Thesis
2.1 The Claim
Can a single Rust binary (
apr) match Python-ecosystem HumanEval/MBPP scores for Qwen2.5-Coder-7B, with zero Python dependencies?
This is the one falsifiable question that drives the entire project. If the answer
is yes, the sovereign Rust AI stack works end-to-end. If no, apr compare-hf
pinpoints exactly where it falls short.
2.2 The Problem with the Status Quo
The Python ML ecosystem requires:
- 200+ transitive dependencies (transformers, torch, accelerate, bitsandbytes, peft, trl, vllm)
- Vendor-locked CUDA toolchains (nvcc, libcudart, cuDNN — NVIDIA only)
- Multi-GB Docker images (pytorch/pytorch: ~6 GB; vllm: ~15 GB)
- 30-60 minute setup (CUDA toolkit install, conda env, pip conflicts)

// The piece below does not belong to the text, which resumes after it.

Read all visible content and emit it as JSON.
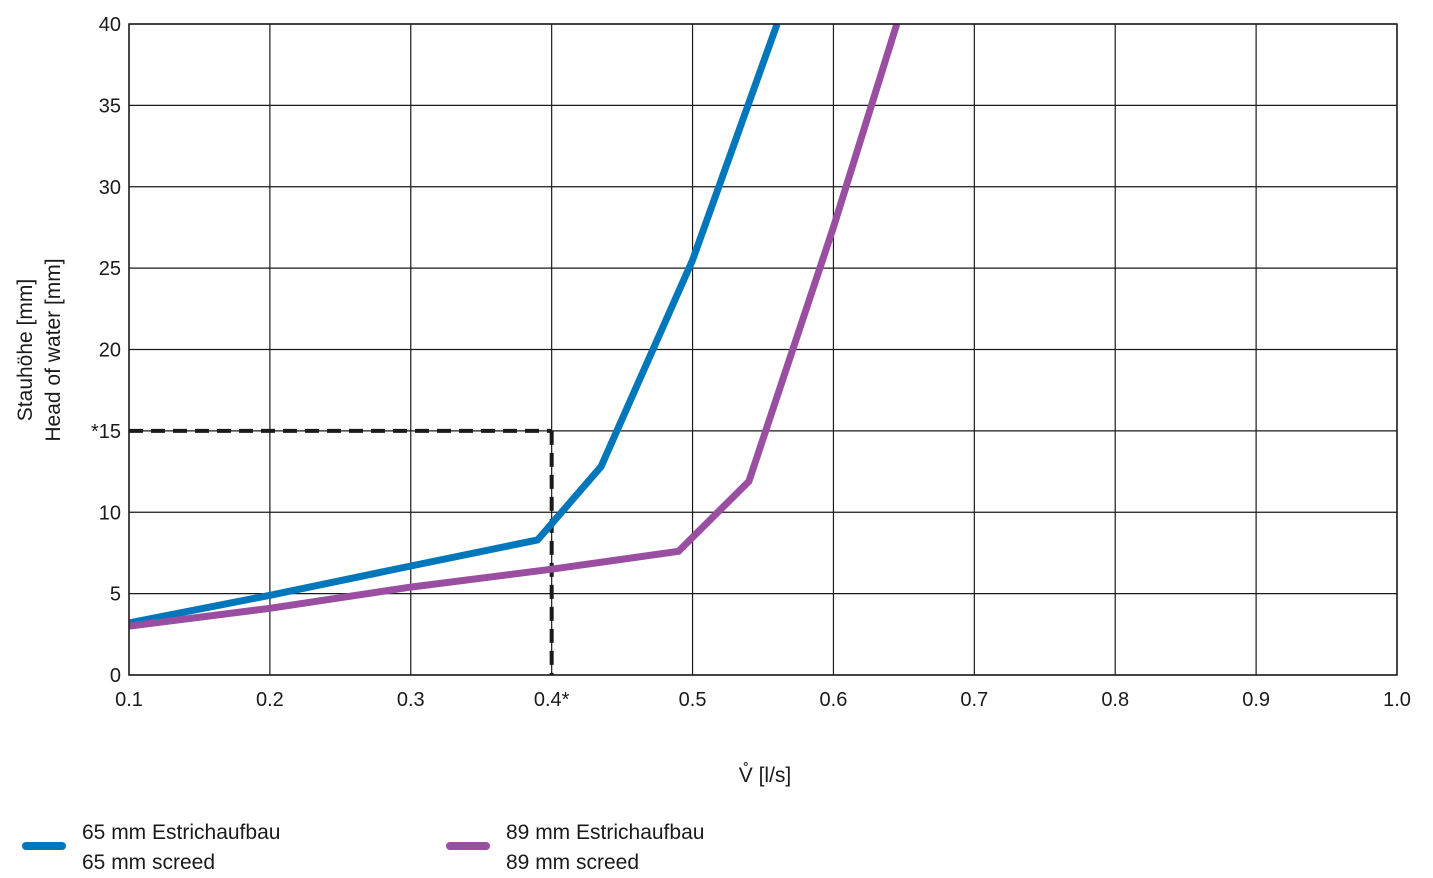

These are not engineering choices — they are historical accidents. Nothing about LoRA fine-tuning, weight merging, or INT4 quantization requires Python or CUDA.
2.3 The Constraint
Every optimization step must be expressible as an apr subcommand:
apr import → apr distill → apr finetune → apr merge → apr prune → apr quantize → apr eval → apr publish
Hard rules:
- No Python. No notebooks. No HuggingFace Transformers library.

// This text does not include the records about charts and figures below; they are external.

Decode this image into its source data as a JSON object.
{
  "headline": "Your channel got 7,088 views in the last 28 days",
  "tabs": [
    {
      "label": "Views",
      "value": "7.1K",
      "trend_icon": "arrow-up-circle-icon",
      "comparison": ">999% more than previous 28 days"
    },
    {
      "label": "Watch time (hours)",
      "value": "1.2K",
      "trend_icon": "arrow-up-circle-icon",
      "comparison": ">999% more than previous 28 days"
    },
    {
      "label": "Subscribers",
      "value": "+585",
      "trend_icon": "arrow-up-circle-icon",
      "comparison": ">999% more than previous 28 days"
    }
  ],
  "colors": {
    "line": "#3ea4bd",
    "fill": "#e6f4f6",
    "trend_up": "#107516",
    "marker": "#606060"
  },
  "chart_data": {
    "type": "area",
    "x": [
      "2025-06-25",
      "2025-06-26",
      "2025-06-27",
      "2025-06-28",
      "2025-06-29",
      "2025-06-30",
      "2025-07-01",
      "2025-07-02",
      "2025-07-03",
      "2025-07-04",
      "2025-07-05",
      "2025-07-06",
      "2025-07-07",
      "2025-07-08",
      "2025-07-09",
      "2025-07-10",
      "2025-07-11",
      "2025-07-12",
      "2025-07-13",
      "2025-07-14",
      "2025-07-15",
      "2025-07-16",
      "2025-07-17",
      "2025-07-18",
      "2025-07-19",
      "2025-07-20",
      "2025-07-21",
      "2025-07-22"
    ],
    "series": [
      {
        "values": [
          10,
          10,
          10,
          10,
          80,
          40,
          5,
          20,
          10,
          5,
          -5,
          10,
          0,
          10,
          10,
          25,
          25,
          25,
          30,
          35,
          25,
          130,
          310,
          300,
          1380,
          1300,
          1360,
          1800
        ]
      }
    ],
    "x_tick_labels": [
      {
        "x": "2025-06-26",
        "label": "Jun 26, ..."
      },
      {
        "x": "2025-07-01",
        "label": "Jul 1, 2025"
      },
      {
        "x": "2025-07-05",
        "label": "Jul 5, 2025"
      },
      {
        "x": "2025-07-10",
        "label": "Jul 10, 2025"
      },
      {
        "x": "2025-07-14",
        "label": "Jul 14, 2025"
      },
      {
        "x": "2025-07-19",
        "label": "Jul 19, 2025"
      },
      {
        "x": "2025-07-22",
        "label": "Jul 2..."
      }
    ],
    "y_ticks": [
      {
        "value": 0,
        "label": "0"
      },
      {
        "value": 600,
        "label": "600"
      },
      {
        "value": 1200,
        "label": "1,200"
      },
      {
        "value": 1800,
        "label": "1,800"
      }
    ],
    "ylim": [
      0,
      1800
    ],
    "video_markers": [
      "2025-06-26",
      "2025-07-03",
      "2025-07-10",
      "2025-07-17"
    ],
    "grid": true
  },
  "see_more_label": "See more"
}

- No GPU vendor lock-in. Primary backend: wgpu (Vulkan/Metal/DX12). Optional: CUDA for hardware that lacks wgpu support (e.g., Blackwell sm_121).
- Pure sovereign stack: aprender, entrenar, trueno.
2.4 Compute Reality
| Resource | Dev Workstation | gx10 (Eval Server) |
|---|---|---|
| GPUs | 2x AMD Radeon Pro W5700X (Navi10) | NVIDIA Blackwell GB10 (sm_121) |
| VRAM/Memory | 16 GB per GPU, 32 GB total | 119 GB unified |
| GPU backend | wgpu / Vulkan 1.3.255 (RADV) | CUDA 13.0 |
| CPU | 16 cores, 64 GB RAM | aarch64, 10 cores |
| Best HumanEval | — | 87.20% (7B few-shot) |
No GPU vendor lock-in. wgpu is the primary backend (any vendor); CUDA is optional for hardware where wgpu support lags. CPU/GPU parity verified: 7B produces identical 85.37% on both backends.
2.5 Inference Without GPU
Inference-only techniques (merging, quantization) and small-model inference (≤7B quantized) run on CPU via trueno SIMD (AVX2/NEON). GPU is recommended for training-phase techniques (distillation, fine-tuning) but not required for evaluation.
2.6 Falsification Criteria
The thesis is falsified if any of these hold after applying the full pipeline:
- HumanEval pass@1 < 80% for Qwen2.5-Coder-7B (below "Strong" tier) — NOT FALSIFIED: 87.20% ✅
- Inference parity gap > 5% vs HuggingFace reference implementation — NOT FALSIFIED: 0.60pp gap ✅
- Any pipeline stage requires Python to complete — NOT FALSIFIED: zero Python ✅
- wgpu training fails to produce decreasing loss on Qwen2.5-Coder-1.5B — NOT FALSIFIED: loss decreases ✅
See §15 for complete success criteria and §18 for acceptance criteria.